9.  This Is How it Always Is by Laurie Frankel:  This book about a family with lots of kids and transgender kindergartener (who grows up throughout the book) really resonated with me.  The parents had a work-life balance like ours; the early part of the book was set in Madison and skewered this place savagely and perfectly.  This is a vibrant, funny, smart book.

8. American War by Omar El Akkad:  See?  Sometimes I read books by dudes. For some reason, 2017 was a year that saw me reading dystopia by the ream.  WHY would I want to do that when the actual world is a dumpster fire?  Dunno, but this book is smashing, and, to give you a plot set-up, starts after the second Civil War which sounds super real.  Also the main character is fantastic even though I prefer women written by women.

7.  Little Fires Everywhere by Celeste Ng:  Such sad things to say about motherhood!  This is a great book to lose yourself in for pure enjoyment  And while you will love the characters and be intrigued by the plot, you will pause every hundred or so pages because you are struck by a line or two and realize how perfectly written this book is.  I loved it.

6.  The Future Home of the Living God by Louise Erdrich:  YIKES you guys!  Another dystopian book, another sad day for me.  This is spellbinding, and the main character is great-- the collapse of the world through the eyes of a totally spoiled millennial who isn't even a little bit self-aware.

6. The Power by Naomi Alderman:  READ THIS speculative fiction about gender-- you will not be able to get it out of your head. TOTAL TIE, which is cheating, I know.  I mean, I should be able to knock this down to 10 books, and smart people can discriminate better than this, but I actually have 12 books on my top 11 because I am stupid, ok?  But seriously, The Power is good.

5.  Saints for All Occasions by J. Courtney Sullivan:  Like the Ng book, you can just lose yourself in this one, and every page is a delight, even the ones that make you cry a little.

4.  The Impossible Fortress by Jason Rekulak:  Another book by a dude.  And you know what?  I think the 2 books on this list were the only 2 books by dudes I read all year, and I promoted them straight to the top like they're nurses or something.  Shit.  But, you should read this wonderful, sweet, contained story.

3.  Sing, Unburied, Sing by Jesmyn Ward:  Everything you have heard about this book?  TRUE and MORE.  Go read it.  Probably right now.

2.  Eleanor Oliphant Is Completely Fine by Gail Honeyman:  Read this one!  You will laugh and cry and sometimes do both at the same time.

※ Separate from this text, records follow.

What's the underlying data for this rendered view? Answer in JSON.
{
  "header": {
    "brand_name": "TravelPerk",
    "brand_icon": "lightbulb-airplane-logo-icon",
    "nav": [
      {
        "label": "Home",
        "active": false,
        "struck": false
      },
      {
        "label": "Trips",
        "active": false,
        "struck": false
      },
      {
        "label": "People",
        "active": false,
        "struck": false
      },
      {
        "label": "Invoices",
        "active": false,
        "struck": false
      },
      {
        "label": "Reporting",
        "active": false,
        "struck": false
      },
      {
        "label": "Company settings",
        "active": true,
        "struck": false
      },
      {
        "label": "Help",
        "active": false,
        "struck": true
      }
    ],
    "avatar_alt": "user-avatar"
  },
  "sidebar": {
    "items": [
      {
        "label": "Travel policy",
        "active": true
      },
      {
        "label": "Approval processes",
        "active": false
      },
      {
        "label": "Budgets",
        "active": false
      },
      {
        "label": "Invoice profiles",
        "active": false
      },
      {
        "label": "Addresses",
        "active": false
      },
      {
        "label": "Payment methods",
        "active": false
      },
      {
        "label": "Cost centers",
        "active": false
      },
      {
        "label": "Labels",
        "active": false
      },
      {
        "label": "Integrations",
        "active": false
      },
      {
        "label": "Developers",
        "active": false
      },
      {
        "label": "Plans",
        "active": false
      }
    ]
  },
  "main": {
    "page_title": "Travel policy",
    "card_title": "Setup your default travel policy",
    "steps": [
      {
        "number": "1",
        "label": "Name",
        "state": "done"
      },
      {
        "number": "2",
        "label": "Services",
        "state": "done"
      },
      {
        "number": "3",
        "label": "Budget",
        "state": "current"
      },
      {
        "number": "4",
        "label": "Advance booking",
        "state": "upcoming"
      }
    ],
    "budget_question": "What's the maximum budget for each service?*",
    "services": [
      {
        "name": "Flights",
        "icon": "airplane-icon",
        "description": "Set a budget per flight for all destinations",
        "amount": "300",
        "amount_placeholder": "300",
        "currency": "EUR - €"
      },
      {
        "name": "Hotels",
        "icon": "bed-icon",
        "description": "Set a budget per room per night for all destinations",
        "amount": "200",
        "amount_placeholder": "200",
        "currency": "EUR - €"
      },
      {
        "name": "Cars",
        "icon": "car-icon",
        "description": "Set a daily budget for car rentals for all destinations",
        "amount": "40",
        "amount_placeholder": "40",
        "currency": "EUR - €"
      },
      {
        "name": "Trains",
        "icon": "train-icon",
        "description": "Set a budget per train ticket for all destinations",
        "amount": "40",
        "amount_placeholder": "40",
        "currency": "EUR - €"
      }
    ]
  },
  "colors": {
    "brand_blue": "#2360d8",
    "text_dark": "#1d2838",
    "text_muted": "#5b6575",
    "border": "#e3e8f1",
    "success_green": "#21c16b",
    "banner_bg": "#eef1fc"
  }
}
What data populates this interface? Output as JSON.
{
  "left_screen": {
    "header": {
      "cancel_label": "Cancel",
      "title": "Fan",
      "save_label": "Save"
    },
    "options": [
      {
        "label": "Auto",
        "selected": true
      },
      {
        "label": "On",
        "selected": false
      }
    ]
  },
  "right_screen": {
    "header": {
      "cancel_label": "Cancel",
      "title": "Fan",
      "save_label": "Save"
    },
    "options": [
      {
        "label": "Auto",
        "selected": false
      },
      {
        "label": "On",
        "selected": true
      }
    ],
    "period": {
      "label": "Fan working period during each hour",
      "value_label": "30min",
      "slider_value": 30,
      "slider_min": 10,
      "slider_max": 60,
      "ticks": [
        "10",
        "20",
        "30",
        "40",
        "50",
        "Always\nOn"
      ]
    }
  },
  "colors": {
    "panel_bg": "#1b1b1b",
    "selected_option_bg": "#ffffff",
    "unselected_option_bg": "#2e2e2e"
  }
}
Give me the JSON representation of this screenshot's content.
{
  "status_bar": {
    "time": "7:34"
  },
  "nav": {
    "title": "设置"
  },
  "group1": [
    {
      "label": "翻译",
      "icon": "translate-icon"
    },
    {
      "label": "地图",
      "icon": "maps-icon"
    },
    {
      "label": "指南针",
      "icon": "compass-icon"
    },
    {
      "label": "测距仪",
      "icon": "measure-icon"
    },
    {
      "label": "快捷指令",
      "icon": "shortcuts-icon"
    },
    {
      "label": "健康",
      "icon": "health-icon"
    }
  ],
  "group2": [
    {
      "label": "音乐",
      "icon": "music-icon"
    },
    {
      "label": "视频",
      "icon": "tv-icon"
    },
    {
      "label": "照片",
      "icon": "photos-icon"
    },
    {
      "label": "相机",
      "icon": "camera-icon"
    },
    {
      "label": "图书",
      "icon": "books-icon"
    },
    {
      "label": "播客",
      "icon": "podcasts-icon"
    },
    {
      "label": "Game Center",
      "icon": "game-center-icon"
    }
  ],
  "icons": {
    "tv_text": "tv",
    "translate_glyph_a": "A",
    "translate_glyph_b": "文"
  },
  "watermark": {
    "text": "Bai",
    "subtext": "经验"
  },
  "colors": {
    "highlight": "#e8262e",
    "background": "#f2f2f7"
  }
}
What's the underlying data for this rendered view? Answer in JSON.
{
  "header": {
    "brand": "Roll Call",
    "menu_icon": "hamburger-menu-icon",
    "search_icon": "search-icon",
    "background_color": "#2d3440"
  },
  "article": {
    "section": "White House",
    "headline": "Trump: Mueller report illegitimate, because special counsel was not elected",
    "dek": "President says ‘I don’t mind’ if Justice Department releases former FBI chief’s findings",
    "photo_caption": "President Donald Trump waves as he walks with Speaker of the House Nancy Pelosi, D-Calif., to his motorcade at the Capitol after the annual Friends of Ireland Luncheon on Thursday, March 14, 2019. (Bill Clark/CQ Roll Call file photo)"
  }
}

1.  The Animators by Kayla Rae Whitaker:  Oh, I loved this book so much.  It's about a creative friendship and addiction and exceeding your own expectations.  So lovely and sad and full of energy.

Did you read any of these?  What did you think? Or, do you have any great reads that didn't make the list?

2 comments:

Nicole said...

I need to give Idaho another chance. ..... Great list, I am adding quite a few to my library list right now. You always have the best recommendations.

pamelakate said...

Eleanor Oliphant was a top for me this year, too. My number one was Homegoing by Yaa Gyasi.